The headship today make no similar claim to divinity. Academics and their allies want confrontation, not reconciliation. One of the dissidents after the dreadful Charlottesville march declared that “you have to have violence before you can have nonviolence.”
That statement must be one of the most misinformed and postmodern declarations about politics on record. Where is Martin Luther King’s testimony that “darkness cannot drive out darkness, only light can do that”? The Civil Rights movement of the 1960s didn’t focus on past injustices, although there were many to mention. Instead, they embraced the future. King’s “I Have a Dream” speech may among the most familiar comments he ever gave on America, and that “Dream” came to realization.
Hate was a great burden for those involved in social protest in the 1960s, but it is the motivation for present activists. Protesters want a skirmish, and anything that promotes one is valid. Stokley Carmichael, a sixties activist who broke with Dr. King’s nonviolence said: “In order for nonviolence to work, your opponent must have a conscience. The United States has none.” Have Americans forgotten that the “Black Power” radicals killed police officers, robbed banks and bombed a church in San Francisco?
In the wake of violence near the University of Virginia, President James Clements of Clemson declared: “there is no place for bigotry, racism, hatred on our campus.” Yet, on the first day of classes, a Clemson professor told the national press that all Donald Trump supporters and Republicans were “racist scum,” and demanded that such political followers, “denounce your political affiliations, or admit you’re a racist.”
Such an assertion is a recipe for disaster on a state university campus when South Carolina voted 55 percent for the president. The professor remains un-apologetic and un-bridled. In fact, he is supported by the administration.
The campus revisionists want to do what happened in George Orwell’s novel, 1984, and remove the past so they can rewrite it. Not only Confederate statues are subject to scorn, but even Mount Rushmore. The presidents depicted there are white males, and individual slave holders, as well as imperialists.
After the outbreak of violence in Ferguson, Missouri, students gathered outdoors at the University of Missouri and chanted: “I am a revolutionary.” They were behaving as they had been taught. University administrators resigned after the rally.
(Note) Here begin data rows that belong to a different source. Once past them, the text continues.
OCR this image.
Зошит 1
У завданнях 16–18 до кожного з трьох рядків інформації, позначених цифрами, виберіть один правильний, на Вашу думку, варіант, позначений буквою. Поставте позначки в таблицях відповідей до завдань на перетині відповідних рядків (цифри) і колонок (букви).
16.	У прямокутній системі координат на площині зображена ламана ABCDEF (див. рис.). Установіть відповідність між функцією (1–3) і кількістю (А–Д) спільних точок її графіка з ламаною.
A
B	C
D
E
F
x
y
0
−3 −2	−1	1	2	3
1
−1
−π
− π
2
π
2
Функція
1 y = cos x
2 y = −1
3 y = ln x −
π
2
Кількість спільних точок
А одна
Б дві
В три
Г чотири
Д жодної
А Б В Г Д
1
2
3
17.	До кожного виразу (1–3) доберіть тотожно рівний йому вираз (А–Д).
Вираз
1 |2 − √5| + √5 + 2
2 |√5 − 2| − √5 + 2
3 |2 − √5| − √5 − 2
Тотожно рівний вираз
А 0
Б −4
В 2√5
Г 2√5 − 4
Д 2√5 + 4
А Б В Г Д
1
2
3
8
In the 1960s, John Hope Franklin served as an American historian and President of Phi Betta Kappa. An African-American professor of history at the University of Chicago, he said “The South is a place where the past looms large in the present.”
What he meant, was that people could understand one place only by investigating its failures and it triumphs, and then know another place better as a result. Today, students know nothing of the southern past, it is blocked from their curriculum.
Learn about history and you’ll begin to understand what Martin Luther King, Jr. believed. “One day the South will know that when these disinherited children of God sat down at lunch counters they were in reality standing up for the best of the American dream, and the most sacred values in our Judeo-Christian heritage.”